Mitsubishi has been pumping out some seriously self-confident advertising these days. Seems the corporate financial woes haven’t put a damper on the mood in the advertising department. Still, you can buy all the TV time you want, showing competitors cars bowing down (or even frightened into incontinence), but what matters is the product. And there’s no more important halo product in the Mitsubishi lineup than the Eclipse–even the Evo owes its existence to this sports coupe.
It was almost symbolic, how the last Eclipse was so underwhelming right at the time that Mitsubishi started its downward spiral. Perhaps this new Mitsu will be equally symbolic of the corporate recovery.
Of course, we’re reviewing the $19,994 base-model Eclipse GS here, not the full-zoot version with the V6. (Who knows why the press fleet’s full of four-banger cars this year?) We did drive the GT at a track event briefly, and the 101 extra horsepower and uprated suspension do make a difference.

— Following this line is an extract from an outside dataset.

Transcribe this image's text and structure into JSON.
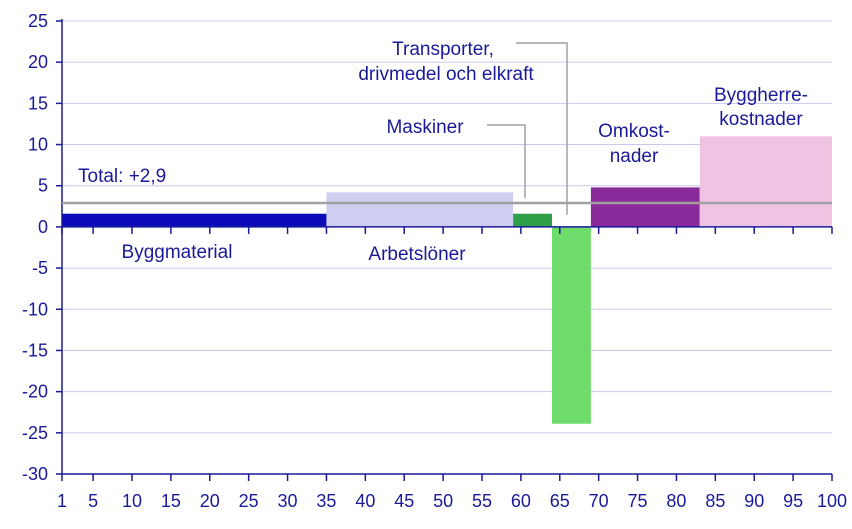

In either iteration, the new Eclipse is a good-looking car. Where the last generation veered from the course set by the original and the second-gen “fast & furious” designs, the ’05 is a genuine spiritual successor, at least visually. (Honestly, we in the automotive journalists’ ranks were pleasantly surprised when the Eclipse turned out so close to the outrageous concept car we saw in Detroit a couple years back.) The rear haunches are muscular to the extreme; sexy and sensual. The front fascia evinces a look that’s genuinely new, evoking maybe one of the spaceships out of Star Wars. Details like the lighting fixtures are well done; the headlights with their delicate spectacle design are outdone only by the clear-lens projector-style tail lamps. Rims, even on this 4-banger GS, are blade-like 17-inchers.
Inside, the Eclipse has some attractive, space-age touches as well, although it doesn’t quite pull off the feeling of quality that the rest of the car does. There’s the center console and shifter area, with accents that mimic an aluminum-tube backbone running lengthwise through the car. The molded ‘Eclipse’ text running across the hatchback’s plastic cover over the trunk storage area–visible through the rear glass–is neat as well. But the stubborn HVAC vent mechanisms are poorly designed–one had already broken on our tester–and many materials feel substandard in the less-likely-to-be-touched areas. It’s obvious that Mitsubishi held the price down on this niche car by cutting costs here. Add that to the fact that the sport-coupe design requires an almost supine seating position and the poor visibility anywhere but up front, and you’d have to be a pretty dedicated Eclipse enthusiast to want to spend every commuting hour in here. Still, you’ll look good doing it.
Cars like this, however, are (or should be) more about the drive than anything else. And here, we were pleasantly surprised. The more time we spent in the new Eclipse, the more we liked it. Don’t get us wrong; it’s not the nimble little pocket-rocket the first couple were–it almost feels more of a grand tourer. But our 170-horse 2.4-liter was a free-revving gem, and the 5-speed manual had gears perfectly spaced for speed. MIVEC variable vale timing makes up for the old-tech iron construction–at least at high rpm. Zero-to-sixty happens in about eight seconds–not stellar by any means, especially when compared to something like the similarly-priced ’06 Civic Si we like so much–but it feels quick all the same.
And the ride was pleasantly surprising, too. Not at all punishing, the suspension allows for the perfect amount of body roll without ever feeling sketchy. The suspension is independent at both ends, with disc brakes up front and drums in the rear–old-tech but it works. On the track this car would be left in the dust, but on public roads it’s a good mix of comfort and a sporty feel. Paired with the peppy drivetrain, this suspension setup makes this a car you want to break laws with–maybe not break records, but certainly laws.
The 3.8-liter six-cylinder will run you another four grand–and gets you another 100 horsepower as well. That’s more of a street-racer, and it’s likely to be the much more serious car. Still the base Eclipse–and the one that most customers will choose–turned out to be a joy, all faults aside. The Eclipse has always been a sports-car for the enthusiast on a budget. Like many of those buyers, it’s grown up some–it’s now less about speed than style; more about suppleness than sport. But it’s still fun, and unarguably good-looking. With an automatic tranny, it might be a different story–but even the 4-banger Eclipse turns out to be a ride we can respect.